Oh yeah… 10 years of “Hostel Taormina Homstel”
What can I say, 10 years … so many feelings overlap in this moment of writing, so many thoughts, so many memories, some disappointments, but above all so much hope.
I think of the first moments when I thought about opening a hostel in Taormina. “Taormina! are you crazy? A hostel can never function in a place like Taormina” -they told me-…
And I, who in life have always made friends with adversity, fed myself from the NO’s.
Dreaming and then realizing gave and still gives me strength.
In these 10 years “I have given the opportunity” to thousands of people, young and old, to fall in love with our “Pearl”, to savor the tastes of our land, but also, to create an “extra”, alternative movement circle, which there would never be.

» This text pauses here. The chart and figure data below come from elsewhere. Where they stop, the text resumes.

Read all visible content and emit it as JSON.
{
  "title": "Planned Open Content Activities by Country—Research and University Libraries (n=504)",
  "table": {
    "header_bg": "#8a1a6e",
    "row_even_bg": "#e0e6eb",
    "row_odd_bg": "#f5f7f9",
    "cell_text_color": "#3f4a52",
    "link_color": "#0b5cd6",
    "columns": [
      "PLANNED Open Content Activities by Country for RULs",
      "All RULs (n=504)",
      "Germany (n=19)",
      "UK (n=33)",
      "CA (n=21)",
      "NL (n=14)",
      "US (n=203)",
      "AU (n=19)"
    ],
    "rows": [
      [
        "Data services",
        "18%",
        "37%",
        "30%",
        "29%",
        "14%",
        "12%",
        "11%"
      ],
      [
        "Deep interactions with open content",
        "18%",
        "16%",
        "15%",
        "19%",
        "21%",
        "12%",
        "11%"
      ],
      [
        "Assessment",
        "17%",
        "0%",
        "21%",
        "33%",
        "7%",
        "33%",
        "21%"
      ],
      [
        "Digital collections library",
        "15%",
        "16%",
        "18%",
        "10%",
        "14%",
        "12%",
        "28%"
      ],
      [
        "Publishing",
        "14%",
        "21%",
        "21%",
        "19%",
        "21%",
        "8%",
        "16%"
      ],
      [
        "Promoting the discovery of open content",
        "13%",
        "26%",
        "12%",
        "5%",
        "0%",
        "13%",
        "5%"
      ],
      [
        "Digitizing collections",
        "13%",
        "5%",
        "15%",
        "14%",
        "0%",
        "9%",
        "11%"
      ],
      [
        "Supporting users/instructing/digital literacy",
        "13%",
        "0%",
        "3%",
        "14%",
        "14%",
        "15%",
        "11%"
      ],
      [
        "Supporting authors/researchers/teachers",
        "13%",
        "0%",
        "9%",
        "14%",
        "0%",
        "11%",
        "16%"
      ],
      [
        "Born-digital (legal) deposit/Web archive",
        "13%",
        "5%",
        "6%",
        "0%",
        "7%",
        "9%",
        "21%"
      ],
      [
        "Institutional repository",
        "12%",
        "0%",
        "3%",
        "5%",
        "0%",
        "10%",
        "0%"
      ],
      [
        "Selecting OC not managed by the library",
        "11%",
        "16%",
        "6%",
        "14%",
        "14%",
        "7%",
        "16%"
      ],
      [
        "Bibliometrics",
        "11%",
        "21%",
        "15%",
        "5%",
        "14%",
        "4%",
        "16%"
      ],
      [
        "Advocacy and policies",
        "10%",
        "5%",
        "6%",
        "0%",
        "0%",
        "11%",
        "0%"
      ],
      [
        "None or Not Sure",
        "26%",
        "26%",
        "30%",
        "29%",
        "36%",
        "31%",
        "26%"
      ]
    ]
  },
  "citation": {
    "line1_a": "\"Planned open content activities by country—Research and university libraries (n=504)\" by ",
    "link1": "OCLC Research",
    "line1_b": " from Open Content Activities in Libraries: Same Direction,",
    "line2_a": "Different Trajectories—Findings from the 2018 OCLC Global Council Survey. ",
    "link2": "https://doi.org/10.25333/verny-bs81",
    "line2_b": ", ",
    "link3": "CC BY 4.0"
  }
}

And please allow me these few lines to “Honor” my work, which is not just this, but sweat, illness (luckily overcame), commitment, dedication, love, and passion.
Not just mine, of course, because I would never have succeeded alone in all this.
So, thank you, everyone, for a little or for a long time have contributed to reaching this goal. Whoever reads it will know well that was part of it and I give my gratitude to you.
Remember, some say 10 years could be few, but believe me: lived like this, with this intensity, are really a lot.
Everything has passed, acquaintances, true and lasting friendships, family, stories, and loves, mine and of many others who by fate have been found or lost.
For this reason, I thank all the guests with emotion, and I stress the word guests because they’ve never been customers, to be welcome to our “family”, in our first “Homstel” in the world!
As in all stories, there is the sad and disappointing moment, in this case, it was not caused by our lack or wrong ways, but by something much greater that has upset the whole humanity, from the point of view of health, but also economic. And I too was forced to embark on a ship full of economic uncertainties, with considerable difficulties, still struggling to overcome, to try not to sink this ship that for 10 years made me travel with love and passion …
Precisely for this reason, the last item listed was hope, the one I have and that I do not want to lose so that this ship can and will be able to navigate in calmer waters and bluer skies.